I wrote elsewhere that this is history at its (almost) most boring. not that the author falls short of covering a certain amount of information or of dissecting a few themes, but this is the kind of book — and his is the kind of narrative — that recapitulates classical historians whenever available, supplementing it with archeological data, recounting the step-by-step process of Roman invasion or the suppression of a national revolt. my interest in history goes way beyond (and in fact cares little for) the history of military exploits. the overall reconstruction of conquest from archeological data (from roads to forts, etc.) is very interesting and is a great achievement (the overall discovery, not necessarily is account of it), but it’s the kind of story that really needs to be supplemented with lots of interesting plates and maps (as opposed to one or two, which you constantly have to be flipping back and forth between, and even then it doesn’t really give you a real sense of the process).
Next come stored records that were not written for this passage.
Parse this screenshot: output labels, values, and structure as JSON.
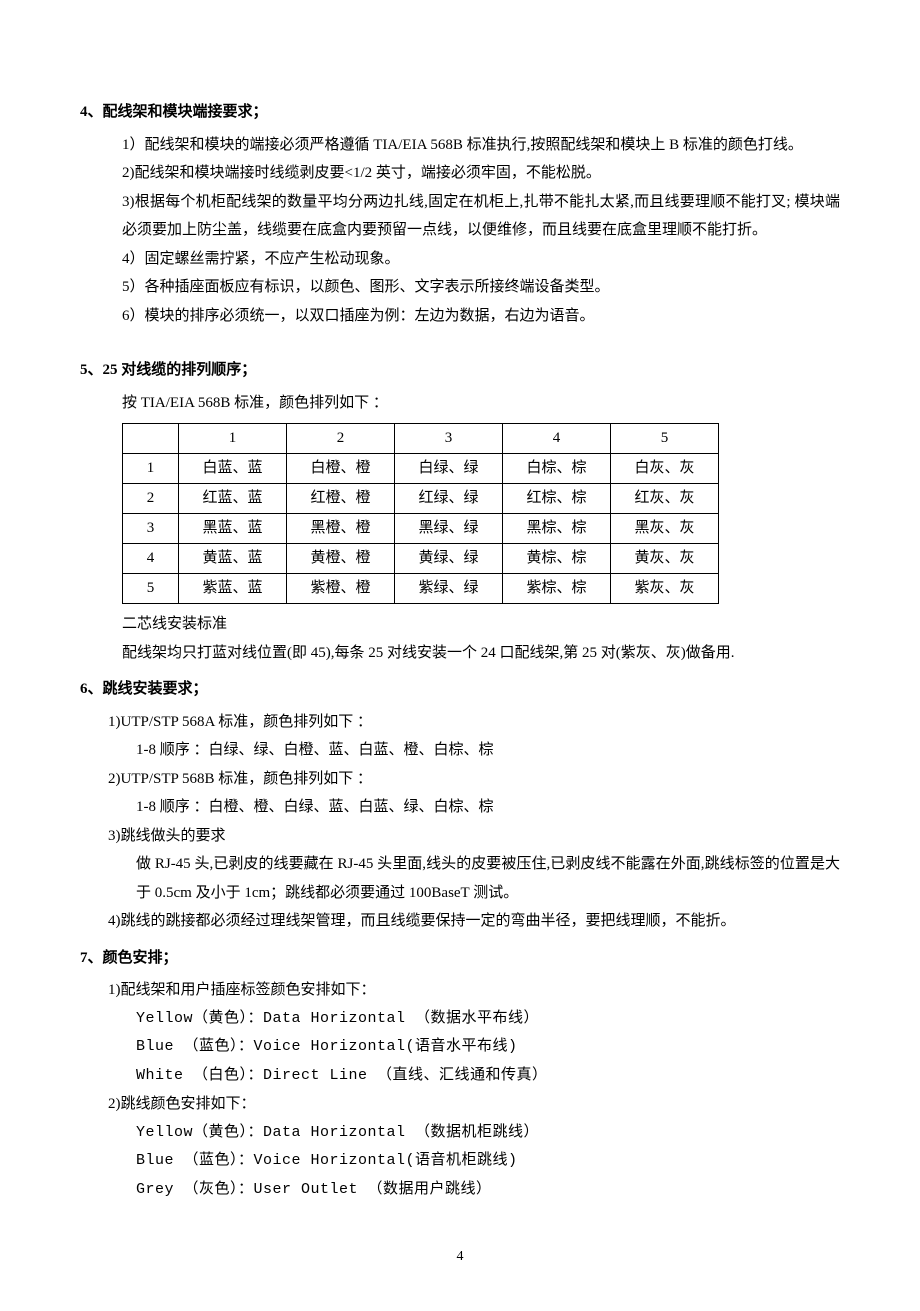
{
  "section4": {
    "heading": "4、配线架和模块端接要求；",
    "items": [
      "1）配线架和模块的端接必须严格遵循 TIA/EIA 568B 标准执行,按照配线架和模块上 B 标准的颜色打线。",
      "2)配线架和模块端接时线缆剥皮要<1/2 英寸，端接必须牢固，不能松脱。",
      "3)根据每个机柜配线架的数量平均分两边扎线,固定在机柜上,扎带不能扎太紧,而且线要理顺不能打叉; 模块端必须要加上防尘盖，线缆要在底盒内要预留一点线，以便维修，而且线要在底盒里理顺不能打折。",
      "4）固定螺丝需拧紧，不应产生松动现象。",
      "5）各种插座面板应有标识，以颜色、图形、文字表示所接终端设备类型。",
      "6）模块的排序必须统一，以双口插座为例：左边为数据，右边为语音。"
    ]
  },
  "section5": {
    "heading": "5、25 对线缆的排列顺序；",
    "intro": "按 TIA/EIA 568B 标准，颜色排列如下 ：",
    "table": {
      "columns": [
        "",
        "1",
        "2",
        "3",
        "4",
        "5"
      ],
      "rows": [
        [
          "1",
          "白蓝、蓝",
          "白橙、橙",
          "白绿、绿",
          "白棕、棕",
          "白灰、灰"
        ],
        [
          "2",
          "红蓝、蓝",
          "红橙、橙",
          "红绿、绿",
          "红棕、棕",
          "红灰、灰"
        ],
        [
          "3",
          "黑蓝、蓝",
          "黑橙、橙",
          "黑绿、绿",
          "黑棕、棕",
          "黑灰、灰"
        ],
        [
          "4",
          "黄蓝、蓝",
          "黄橙、橙",
          "黄绿、绿",
          "黄棕、棕",
          "黄灰、灰"
        ],
        [
          "5",
          "紫蓝、蓝",
          "紫橙、橙",
          "紫绿、绿",
          "紫棕、棕",
          "紫灰、灰"
        ]
      ]
    },
    "after": [
      "二芯线安装标准",
      "配线架均只打蓝对线位置(即 45),每条 25 对线安装一个 24 口配线架,第 25 对(紫灰、灰)做备用."
    ]
  },
  "section6": {
    "heading": "6、跳线安装要求；",
    "items": [
      {
        "level": 1,
        "text": "1)UTP/STP 568A 标准，颜色排列如下 ："
      },
      {
        "level": 2,
        "text": "1-8 顺序 ：白绿、绿、白橙、蓝、白蓝、橙、白棕、棕"
      },
      {
        "level": 1,
        "text": "2)UTP/STP 568B 标准，颜色排列如下 ："
      },
      {
        "level": 2,
        "text": "1-8 顺序 ：白橙、橙、白绿、蓝、白蓝、绿、白棕、棕"
      },
      {
        "level": 1,
        "text": "3)跳线做头的要求"
      },
      {
        "level": 2,
        "text": "做 RJ-45 头,已剥皮的线要藏在 RJ-45 头里面,线头的皮要被压住,已剥皮线不能露在外面,跳线标签的位置是大于 0.5cm 及小于 1cm；跳线都必须要通过 100BaseT 测试。"
      },
      {
        "level": 1,
        "text": "4)跳线的跳接都必须经过理线架管理，而且线缆要保持一定的弯曲半径，要把线理顺，不能折。"
      }
    ]
  },
  "section7": {
    "heading": "7、颜色安排；",
    "items": [
      {
        "level": 1,
        "text": "1)配线架和用户插座标签颜色安排如下："
      },
      {
        "level": 2,
        "text": "Yellow（黄色）：Data Horizontal （数据水平布线）"
      },
      {
        "level": 2,
        "text": "Blue  （蓝色）：Voice Horizontal(语音水平布线)"
      },
      {
        "level": 2,
        "text": "White （白色）：Direct Line    （直线、汇线通和传真）"
      },
      {
        "level": 1,
        "text": "2)跳线颜色安排如下："
      },
      {
        "level": 2,
        "text": "Yellow（黄色）：Data Horizontal （数据机柜跳线）"
      },
      {
        "level": 2,
        "text": "Blue  （蓝色）：Voice Horizontal(语音机柜跳线)"
      },
      {
        "level": 2,
        "text": "Grey  （灰色）：User Outlet    （数据用户跳线）"
      }
    ]
  },
  "pageNumber": "4"
}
I think recapitulation — in terms of the main root of the word — is the best term for his historical account. it’s as if he, a genuine master of the available material (historical and material), has been forced, at gunpoint, to give us all his information. it doesn’t come across as the account of someone truly fascinated by this story and inexplicably invested in our comprehension of it. not that every history book has to play to its audience and write like a novelist, but what the publishing historian should hope to produce is something that doesn’t sound like a Ben Stein Clear Eyes commercial in your head.
OK, with that out of my system, I can still say that the book provides valuable information for anyone wanting to study such a difficult period in British history. there are a few subject-centered themes (e.g., the conversion to Christianity, pre-Christian religion, Anglo-Saxon society), but they are not nearly as vivid and as interesting as I’d hoped. and I would have hoped for more excerpts from original sources (in Latin, Anglo-Saxon, Old Norse, etc.) in the text or in an appendix.